I presented the results from this OUR funded project at the American Physical Society, Division of Fluid Dynamics conference, which had more than 2,000 attendees; this was during my senior year, which is rare for an undergraduate student. In addition, I gave presentations at three other local research conferences. I was also able to publish my work* in the journal of Computing in Science and Engineering, co-published by the IEEE Computer Society and the American Institute of Physics.
Freniere watching the clock count down before he begins his timed presentation at the American Physical Society Division of Fluid Dynamics conference, 2016.
My OUR funded project was very fruitful for many reasons. It provided insight into an unexplored alternative to meet my research group’s supercomputing needs, and the Journal publication contributes to a specialized area of research. Also, the project enabled me to experience presenting at a research conference, and publishing a paper. Finally, it was a valuable experience because I learned something about a growing field of interest – High Performance Computing (HPC). This changed the way I view science and made me reflect on the capability of computer models.
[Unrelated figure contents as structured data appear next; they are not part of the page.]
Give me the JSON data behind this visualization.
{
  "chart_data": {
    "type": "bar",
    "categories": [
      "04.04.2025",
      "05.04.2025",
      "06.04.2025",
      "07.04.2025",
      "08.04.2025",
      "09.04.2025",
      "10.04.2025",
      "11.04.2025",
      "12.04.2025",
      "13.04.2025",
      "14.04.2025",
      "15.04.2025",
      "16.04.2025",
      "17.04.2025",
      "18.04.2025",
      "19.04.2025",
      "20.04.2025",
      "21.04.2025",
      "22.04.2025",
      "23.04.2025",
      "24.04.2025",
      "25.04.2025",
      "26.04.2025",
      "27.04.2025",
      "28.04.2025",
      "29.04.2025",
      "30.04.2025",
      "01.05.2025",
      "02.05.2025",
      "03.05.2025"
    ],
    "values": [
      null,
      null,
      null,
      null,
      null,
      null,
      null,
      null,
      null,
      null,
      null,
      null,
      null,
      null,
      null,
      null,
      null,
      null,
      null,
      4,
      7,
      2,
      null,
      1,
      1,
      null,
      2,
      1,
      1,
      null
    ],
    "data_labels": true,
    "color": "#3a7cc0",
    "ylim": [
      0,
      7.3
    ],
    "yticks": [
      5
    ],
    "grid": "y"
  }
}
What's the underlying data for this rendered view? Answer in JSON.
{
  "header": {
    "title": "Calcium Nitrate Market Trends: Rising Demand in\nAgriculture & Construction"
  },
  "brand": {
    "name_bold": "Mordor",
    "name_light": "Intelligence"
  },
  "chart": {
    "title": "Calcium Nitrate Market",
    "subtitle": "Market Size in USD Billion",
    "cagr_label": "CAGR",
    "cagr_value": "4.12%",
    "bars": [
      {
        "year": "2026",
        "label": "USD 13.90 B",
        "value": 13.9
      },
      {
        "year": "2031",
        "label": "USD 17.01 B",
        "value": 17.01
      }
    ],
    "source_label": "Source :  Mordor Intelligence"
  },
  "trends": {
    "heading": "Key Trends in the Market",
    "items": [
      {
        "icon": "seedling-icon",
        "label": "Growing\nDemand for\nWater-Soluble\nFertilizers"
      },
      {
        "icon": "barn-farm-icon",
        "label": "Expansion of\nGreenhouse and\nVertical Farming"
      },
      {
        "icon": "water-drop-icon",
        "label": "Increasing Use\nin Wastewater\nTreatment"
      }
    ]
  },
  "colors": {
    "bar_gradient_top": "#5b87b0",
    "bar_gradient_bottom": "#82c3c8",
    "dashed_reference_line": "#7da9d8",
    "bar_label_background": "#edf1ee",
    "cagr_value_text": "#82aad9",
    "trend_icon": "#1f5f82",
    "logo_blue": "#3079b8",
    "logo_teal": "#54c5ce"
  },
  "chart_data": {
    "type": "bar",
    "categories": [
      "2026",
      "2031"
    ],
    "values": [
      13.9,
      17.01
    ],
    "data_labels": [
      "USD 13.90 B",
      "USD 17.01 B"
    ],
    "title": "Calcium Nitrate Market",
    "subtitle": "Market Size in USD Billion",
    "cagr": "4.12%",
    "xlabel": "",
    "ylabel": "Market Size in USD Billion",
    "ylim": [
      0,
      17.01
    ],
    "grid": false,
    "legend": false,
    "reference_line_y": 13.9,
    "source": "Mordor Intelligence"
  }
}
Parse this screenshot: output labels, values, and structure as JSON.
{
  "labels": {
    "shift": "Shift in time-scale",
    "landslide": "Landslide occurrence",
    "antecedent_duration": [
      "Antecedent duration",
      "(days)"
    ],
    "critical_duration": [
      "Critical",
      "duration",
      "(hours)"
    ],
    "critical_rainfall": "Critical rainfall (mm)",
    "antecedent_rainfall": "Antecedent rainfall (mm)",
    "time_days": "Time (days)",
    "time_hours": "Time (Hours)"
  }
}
Additionally, it made me wonder: to what extent can we really simulate physical phenomena? Nowadays, the scope of simulations that scientists and engineers are implementing is incredible, and new advancements are being made all the time. I find scientific computing a compelling subject, and it is the main reason I decided to pursue a Master’s Degree in Mechanical Engineering.
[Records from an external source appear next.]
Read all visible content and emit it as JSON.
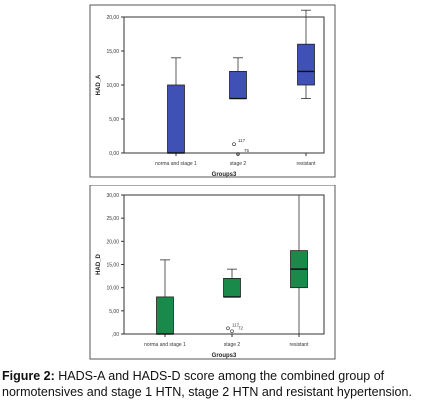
{
  "chart_data": [
    {
      "type": "box",
      "xlabel": "Groups3",
      "ylabel": "HAD_A",
      "ylim": [
        0,
        20
      ],
      "yticks": [
        "0,00",
        "5,00",
        "10,00",
        "15,00",
        "20,00"
      ],
      "categories": [
        "norma and stage 1",
        "stage 2",
        "resistant"
      ],
      "color": "#3f51b5",
      "grid": false,
      "boxes": [
        {
          "category": "norma and stage 1",
          "min": 0,
          "q1": 0,
          "median": 0,
          "q3": 10,
          "max": 14
        },
        {
          "category": "stage 2",
          "min": 8,
          "q1": 8,
          "median": 8,
          "q3": 12,
          "max": 14
        },
        {
          "category": "resistant",
          "min": 8,
          "q1": 10,
          "median": 12,
          "q3": 16,
          "max": 21
        }
      ],
      "outliers": [
        {
          "category": "stage 2",
          "label": "117",
          "value": 1
        },
        {
          "category": "stage 2",
          "label": "75",
          "value": 0
        }
      ]
    },
    {
      "type": "box",
      "xlabel": "Groups3",
      "ylabel": "HAD_D",
      "ylim": [
        0,
        30
      ],
      "yticks": [
        ",00",
        "5,00",
        "10,00",
        "15,00",
        "20,00",
        "25,00",
        "30,00"
      ],
      "categories": [
        "norma and stage 1",
        "stage 2",
        "resistant"
      ],
      "color": "#1a8a4a",
      "grid": false,
      "boxes": [
        {
          "category": "norma and stage 1",
          "min": 0,
          "q1": 0,
          "median": 0,
          "q3": 8,
          "max": 16
        },
        {
          "category": "stage 2",
          "min": 8,
          "q1": 8,
          "median": 8,
          "q3": 12,
          "max": 14
        },
        {
          "category": "resistant",
          "min": 0,
          "q1": 10,
          "median": 14,
          "q3": 18,
          "max": 30
        }
      ],
      "outliers": [
        {
          "category": "stage 2",
          "label": "117",
          "value": 0.8
        },
        {
          "category": "stage 2",
          "label": "72",
          "value": 0.8
        }
      ]
    }
  ],
  "caption": {
    "label": "Figure 2:",
    "text": " HADS-A and HADS-D score among the combined group of normotensives and stage 1 HTN, stage 2 HTN and resistant hypertension."
  }
}
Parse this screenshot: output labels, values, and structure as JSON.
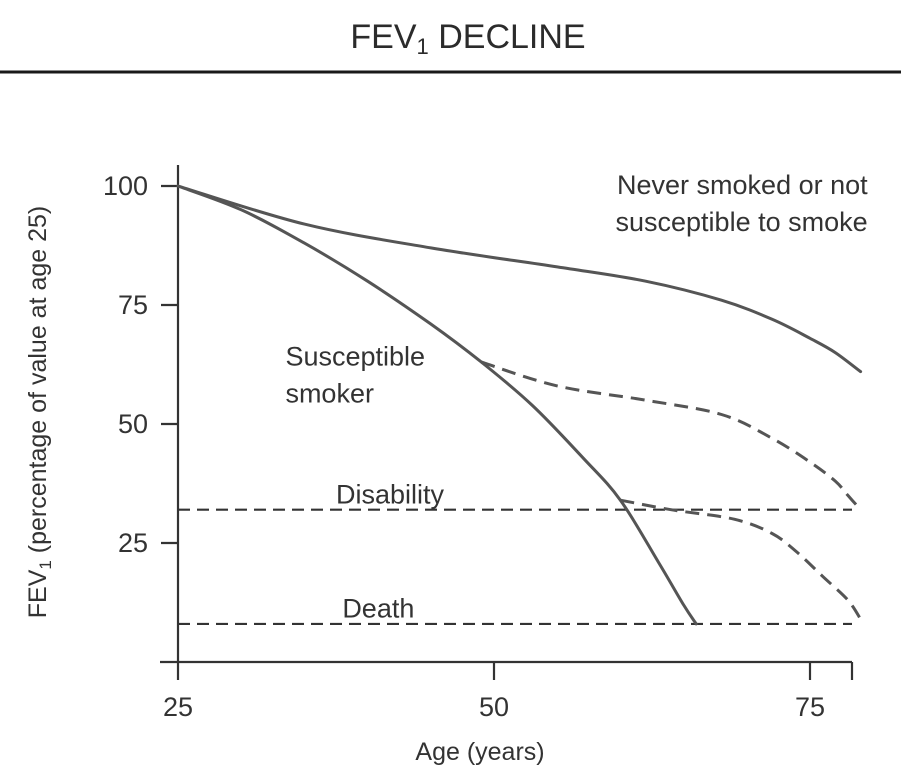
{
  "chart_data": {
    "type": "line",
    "title": "FEV",
    "title_subscript": "1",
    "title_rest": " DECLINE",
    "ylabel": "FEV",
    "ylabel_subscript": "1",
    "ylabel_rest": " (percentage of value at age 25)",
    "xlabel": "Age (years)",
    "xlim": [
      25,
      82
    ],
    "ylim": [
      0,
      105
    ],
    "xticks": [
      25,
      50,
      75
    ],
    "yticks": [
      100,
      75,
      50,
      25
    ],
    "grid": false,
    "series": [
      {
        "key": "never",
        "style": "solid",
        "points": [
          [
            25,
            100
          ],
          [
            35,
            92
          ],
          [
            45,
            87
          ],
          [
            55,
            83
          ],
          [
            62,
            80
          ],
          [
            68,
            76
          ],
          [
            72,
            72
          ],
          [
            75,
            68
          ],
          [
            77,
            65
          ],
          [
            79,
            61
          ]
        ]
      },
      {
        "key": "susceptible",
        "style": "solid",
        "points": [
          [
            25,
            100
          ],
          [
            30,
            95
          ],
          [
            35,
            88
          ],
          [
            40,
            80
          ],
          [
            45,
            71
          ],
          [
            49,
            63
          ],
          [
            53,
            54
          ],
          [
            57,
            43
          ],
          [
            60,
            34
          ],
          [
            63,
            21
          ],
          [
            65,
            12
          ],
          [
            66,
            8
          ]
        ]
      },
      {
        "key": "quit-50",
        "style": "dashed",
        "points": [
          [
            49,
            63
          ],
          [
            55,
            58
          ],
          [
            62,
            55
          ],
          [
            68,
            52
          ],
          [
            72,
            47
          ],
          [
            75,
            42
          ],
          [
            77,
            38
          ],
          [
            78,
            35
          ],
          [
            79,
            32
          ]
        ]
      },
      {
        "key": "quit-60",
        "style": "dashed",
        "points": [
          [
            60,
            34
          ],
          [
            64,
            32
          ],
          [
            69,
            30
          ],
          [
            72,
            27
          ],
          [
            74,
            23
          ],
          [
            76,
            18
          ],
          [
            78,
            13
          ],
          [
            79,
            9
          ]
        ]
      }
    ],
    "reference_lines": [
      {
        "key": "disability",
        "y": 32,
        "label": "Disability",
        "label_x": 37.5,
        "label_y": 35
      },
      {
        "key": "death",
        "y": 8,
        "label": "Death",
        "label_x": 38,
        "label_y": 11
      }
    ],
    "annotations": [
      {
        "key": "never-label",
        "lines": [
          "Never smoked or not",
          "susceptible to smoke"
        ],
        "x": 76,
        "y": 100
      },
      {
        "key": "susceptible-label",
        "lines": [
          "Susceptible",
          "smoker"
        ],
        "x": 33.5,
        "y": 64
      }
    ]
  }
}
This project was related to my research on Ocean Wave Energy Converters, because it introduced me to the field of High Performance Computing, and gave me an idea about how the simulation model performs on different types of supercomputers. Supercomputers come in many different flavors, and it is not always apparent which flavor is the best, because different algorithms require specialized hardware to run efficiently. For instance, data analytics and molecular dynamics models would require a completely different structure of supercomputer for optimal efficiency. When we get access to better hardware, we can do larger simulations which solve higher levels of complexity of the ocean wave motion as it interacts with the Wave Energy Converter. This can significantly increase insight into the physical problem. I am very excited to present the Wave Energy research at the 2016 American Physical Society conference in Portland, Oregon.
Computer simulation of an ocean wave energy converter. The device is a buoyant flap which pivots around a shaft on the ocean floor. Courtesy of Ashish Pathak.
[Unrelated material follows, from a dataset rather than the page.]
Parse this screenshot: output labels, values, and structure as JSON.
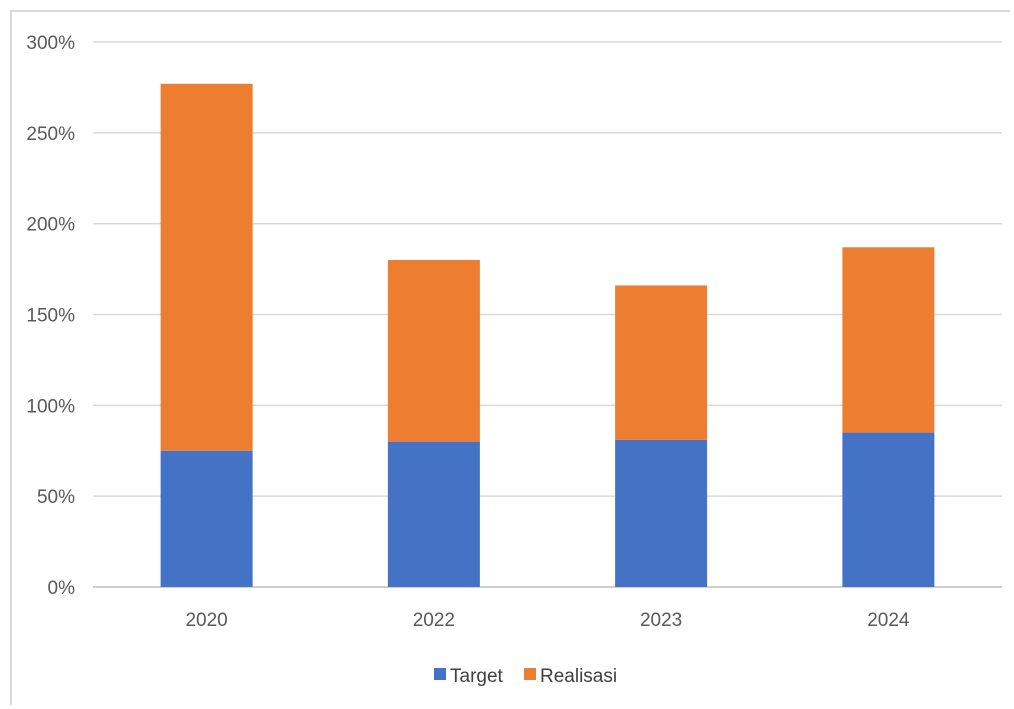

As a mechanical engineering student, I was compelled by the subject material, and I was eager to get involved with undergraduate research. I also enrolled in the 5 year BSMS program, which enabled me to take graduate courses my senior year, which count towards both a bachelor’s and master’s degree. In my view, undergraduate research can be an excellent way to accelerate a graduate degree. Research is also interesting because during the course of conducting a research project, one always learns something new; it never really gets old and, above all, it is intellectually challenging. Another noteworthy issue is that everybody’s research trajectory is different. So, I can’t really tell you what it’s like to do research–you will need to see for yourself!
*Cole Freniere, Ashish Pathak, Mehdi Raessi, Gaurav Khanna, “The Feasibility of Amazon’s Cloud Computing Platform for Parallel, GPU-Accelerated, Multiphase-Flow Simulations,”Computing in Science & Engineering, vol. 18, no. , pp. 68-77, Sept.-Oct. 2016, doi:10.1109/MCSE.2016.94.